According to a recent survey by the Pope & Young Club, of the 4,331 whitetail bucks entered during the 23rd recording period from 2001-02, 96 percent were taken with compound bows. Obviously, the modern compound with its faster cams and high let-off is the overwhelming choice of today's bowhunters. But there are still thousands of American bowhunters who shoot quality bucks every year with simpler tackle. Bows with sleek lines, fine woods and no wheels have a certain appeal all their own. Recurves and longbows are deadly in the right hands -- and Bob and Rob Lee of Jacksonville, in East Texas, are two bowhunters whose instinctive aim consistently fills their freezer with tasty venison.

Rob Lee has a 3,400-acre deer lease close to home in East Texas that he shares with a few other local bowhunters. But that's not the only place he hunts: The Lee team annually treks to other parts of the state to hunt with friends. Central and South Texas are frequent haunts when they get an invitation, and they've even been successful in far West Texas hunting big-eared mulie bucks.

The hogs, javelinas, turkeys, elk, nilgai and other species filling their bowhunting trophy rooms were all taken with simple but beautiful recurve bows of the Lees' own design.

The senior Lee, a recent inductee into the National Bowhunters Hall of Fame, and his son shared with me some insight into their bowhunting tactics and details on equipment. Their tips should help other archers successfully tag a buck. Their tips might also help make a smoother transition from compound to recurve for hunters considering a switch.
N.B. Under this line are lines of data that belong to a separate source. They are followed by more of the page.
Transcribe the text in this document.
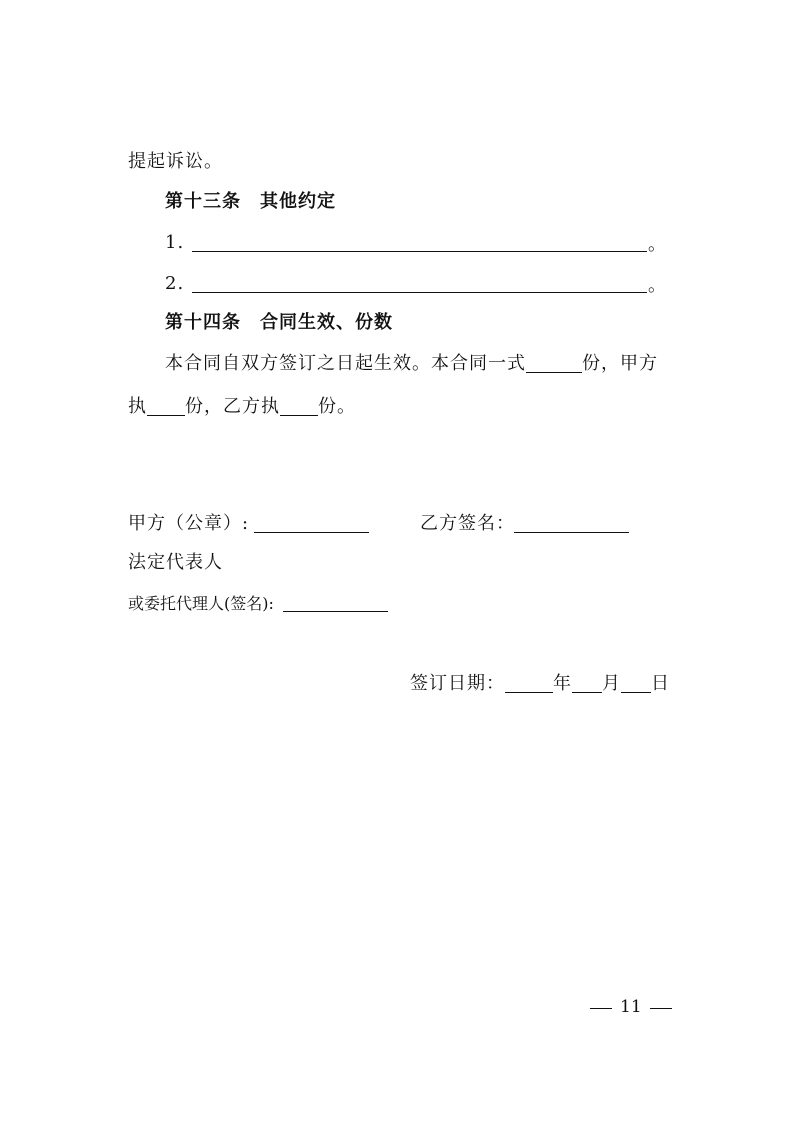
提起诉讼。
第十三条　其他约定
1.	。
2.	。
第十四条　合同生效、份数
本合同自双方签订之日起生效。本合同一式	份，甲方
执 份，乙方执 份。
甲方（公章）:	乙方签名：
法定代表人
或委托代理人(签名):
签订日期：	年 月 日
11
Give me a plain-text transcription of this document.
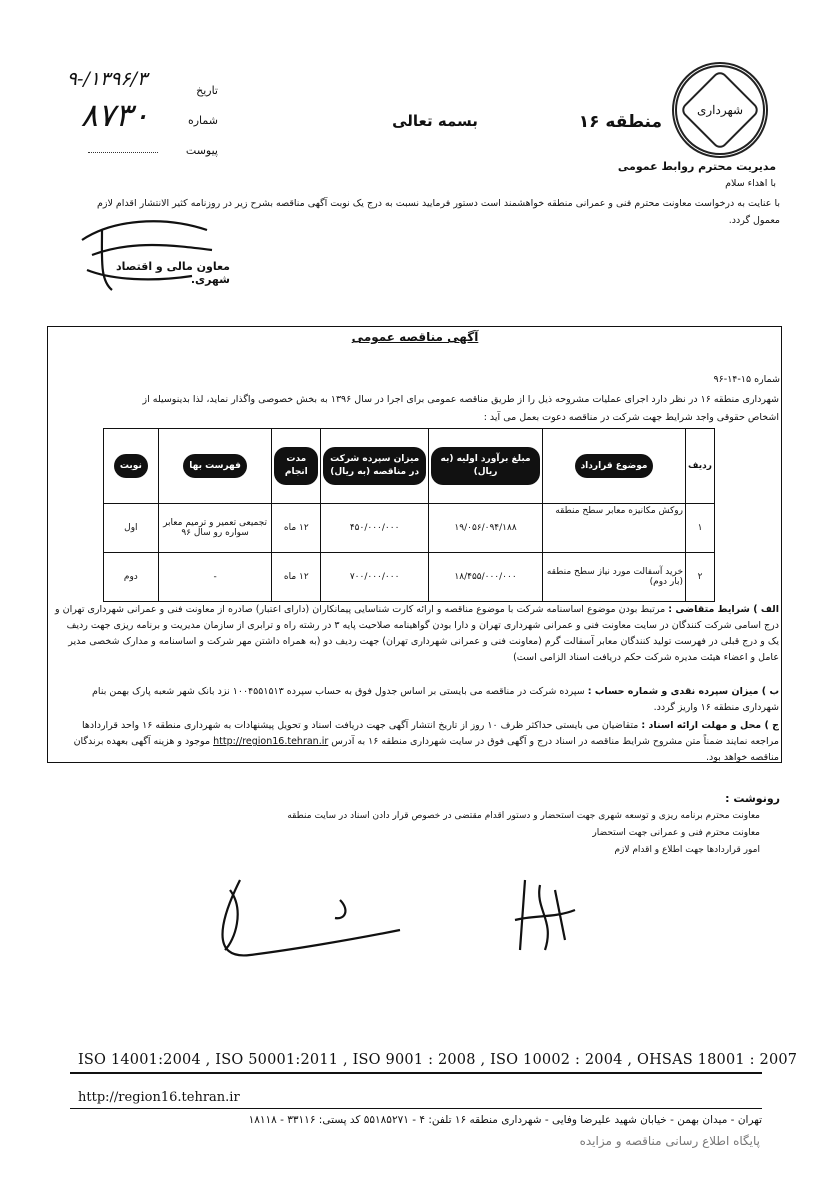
شهرداری
منطقه ۱۶
بسمه تعالی
تاریخ
۱۳۹۶/۳/-۹
شماره
۸۷۳۰
پیوست
مدیریت محترم روابط عمومی
با اهداء سلام
با عنایت به درخواست معاونت محترم فنی و عمرانی منطقه خواهشمند است دستور فرمایید نسبت به درج یک نوبت آگهی مناقصه بشرح زیر در روزنامه کثیر الانتشار اقدام لازم معمول گردد.
معاون مالی و اقتصاد شهری.
آگهی مناقصه عمومی
شماره ۱۵-۱۴-۹۶
شهرداری منطقه ۱۶ در نظر دارد اجرای عملیات مشروحه ذیل را از طریق مناقصه عمومی برای اجرا در سال ۱۳۹۶ به بخش خصوصی واگذار نماید، لذا بدینوسیله از
اشخاص حقوقی واجد شرایط جهت شرکت در مناقصه دعوت بعمل می آید :
ردیف	موضوع قرارداد	مبلغ برآورد اولیه (به ریال)	میزان سپرده شرکت در مناقصه (به ریال)	مدت انجام	فهرست بها	نوبت
۱	روکش مکانیزه معابر سطح منطقه	۱۹/۰۵۶/۰۹۴/۱۸۸	۴۵۰/۰۰۰/۰۰۰	۱۲ ماه	تجمیعی تعمیر و ترمیم معابر سواره رو سال ۹۶	اول
۲	خرید آسفالت مورد نیاز سطح منطقه (بار دوم)	۱۸/۴۵۵/۰۰۰/۰۰۰	۷۰۰/۰۰۰/۰۰۰	۱۲ ماه	-	دوم
الف ) شرایط متقاضی : مرتبط بودن موضوع اساسنامه شرکت با موضوع مناقصه و ارائه کارت شناسایی پیمانکاران (دارای اعتبار) صادره از معاونت فنی و عمرانی شهرداری تهران و درج اسامی شرکت کنندگان در سایت معاونت فنی و عمرانی شهرداری تهران و دارا بودن گواهینامه صلاحیت پایه ۳ در رشته راه و ترابری از سازمان مدیریت و برنامه ریزی جهت ردیف یک و درج قبلی در فهرست تولید کنندگان معابر آسفالت گرم (معاونت فنی و عمرانی شهرداری تهران) جهت ردیف دو (به همراه داشتن مهر شرکت و اساسنامه و مدارک شخصی مدیر عامل و اعضاء هیئت مدیره شرکت حکم دریافت اسناد الزامی است)
ب ) میزان سپرده نقدی و شماره حساب : سپرده شرکت در مناقصه می بایستی بر اساس جدول فوق به حساب سپرده ۱۰۰۴۵۵۱۵۱۳ نزد بانک شهر شعبه پارک بهمن بنام شهرداری منطقه ۱۶ واریز گردد.
ج ) محل و مهلت ارائه اسناد : متقاضیان می بایستی حداکثر ظرف ۱۰ روز از تاریخ انتشار آگهی جهت دریافت اسناد و تحویل پیشنهادات به شهرداری منطقه ۱۶ واحد قراردادها مراجعه نمایند ضمناً متن مشروح شرایط مناقصه در اسناد درج و آگهی فوق در سایت شهرداری منطقه ۱۶ به آدرس http://region16.tehran.ir موجود و هزینه آگهی بعهده برندگان مناقصه خواهد بود.
رونوشت :
معاونت محترم برنامه ریزی و توسعه شهری جهت استحضار و دستور اقدام مقتضی در خصوص قرار دادن اسناد در سایت منطقه
معاونت محترم فنی و عمرانی جهت استحضار
امور قراردادها جهت اطلاع و اقدام لازم
ISO 14001:2004 , ISO 50001:2011 , ISO 9001 : 2008 , ISO 10002 : 2004 , OHSAS 18001 : 2007
http://region16.tehran.ir
تهران - میدان بهمن - خیابان شهید علیرضا وفایی - شهرداری منطقه ۱۶ تلفن: ۴ - ۵۵۱۸۵۲۷۱ کد پستی: ۳۳۱۱۶ - ۱۸۱۱۸
پایگاه اطلاع رسانی مناقصه و مزایده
When I interviewed Bob and Rob Lee, I asked them to share some background about themselves. Bob, 76 years old, has been involved in archery and bowhunting his entire life. He started Wing Archery in 1951. For Bob, the company began as a hobby and evolved into one of the world's premier manufacturers of traditional archery equipment. It was also during this time that he produced the first laminated takedown bow, which established the popularity of the three-piece bows on the market today. In 1968, he sold Wing Archery and was not to reenter the manufacturing world until 1989, when he and Rob launched Bob Lee Archery, their current partnership.